Com proporções menores, a Universal também enfrenta tensões tanto na África do Sul quanto em Moçambique.
De acordo com interlocutores, autoridades de Angola
e de Moçambique fizeram chegar à administração Ramaphosa preocupações de que Crivella venha a transformar a embaixada brasileira em Pretória em uma espécie de posto avançado da Universal no continente. Além da oposição dos dois países, a escolha causou constrangimento no Itamaraty e criou uma saia justa doméstica para o governo sul-africano.
O impasse sobre o nome do ex-prefeito também tem consequências, ao menos a curto prazo, no nível de representação do Brasil na África do Sul.
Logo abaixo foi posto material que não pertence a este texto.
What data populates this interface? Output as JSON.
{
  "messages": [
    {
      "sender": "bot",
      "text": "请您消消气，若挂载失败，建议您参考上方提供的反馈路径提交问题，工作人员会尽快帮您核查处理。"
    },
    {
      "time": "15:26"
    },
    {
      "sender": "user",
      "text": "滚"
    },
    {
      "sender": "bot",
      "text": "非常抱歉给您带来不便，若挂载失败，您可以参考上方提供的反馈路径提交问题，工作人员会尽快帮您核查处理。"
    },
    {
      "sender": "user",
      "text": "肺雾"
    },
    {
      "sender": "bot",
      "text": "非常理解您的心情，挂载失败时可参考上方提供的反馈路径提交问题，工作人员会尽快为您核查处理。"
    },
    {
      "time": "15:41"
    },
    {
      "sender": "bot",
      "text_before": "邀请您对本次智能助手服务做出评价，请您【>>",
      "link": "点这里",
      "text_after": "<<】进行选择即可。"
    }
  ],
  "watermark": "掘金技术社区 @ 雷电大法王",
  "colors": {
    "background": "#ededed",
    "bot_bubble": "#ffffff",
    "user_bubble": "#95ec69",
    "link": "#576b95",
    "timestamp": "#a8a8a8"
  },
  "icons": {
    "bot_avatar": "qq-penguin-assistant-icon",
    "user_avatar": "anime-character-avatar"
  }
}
O atual embaixador, Sérgio Danese, é um dos diplomatas mais graduados do Itamaraty e permaneceu no posto por apenas cerca de um ano —o ministro das Relações Exteriores, Carlos França, resolveu deslocá-lo para chefiar a missão brasileira no Peru.
Danese foi sabatinado pelo Senado na terça -feira (19) e, a partir de agora, a embaixada brasileira em Pretória ficará sob o comando interino de um encarregado de negócios. A presidente da Comissão de Relações Exteriores do Senado, Kátia Abreu (PPTO), criticou a substituição de Danese durante a sabatina.
“Quero registrar o meu desânimo em relação a essa transferência. Não que o Peru não seja um país importante —é também—, mas a África do Sul é um país especial”, afirmou ela. “Eu tenho a convicção, com toda a falta de especialidade, que ele [Danese] seria muito mais útil ao Brasil e às nossas relações se tivesse permanecido lá no seu posto.”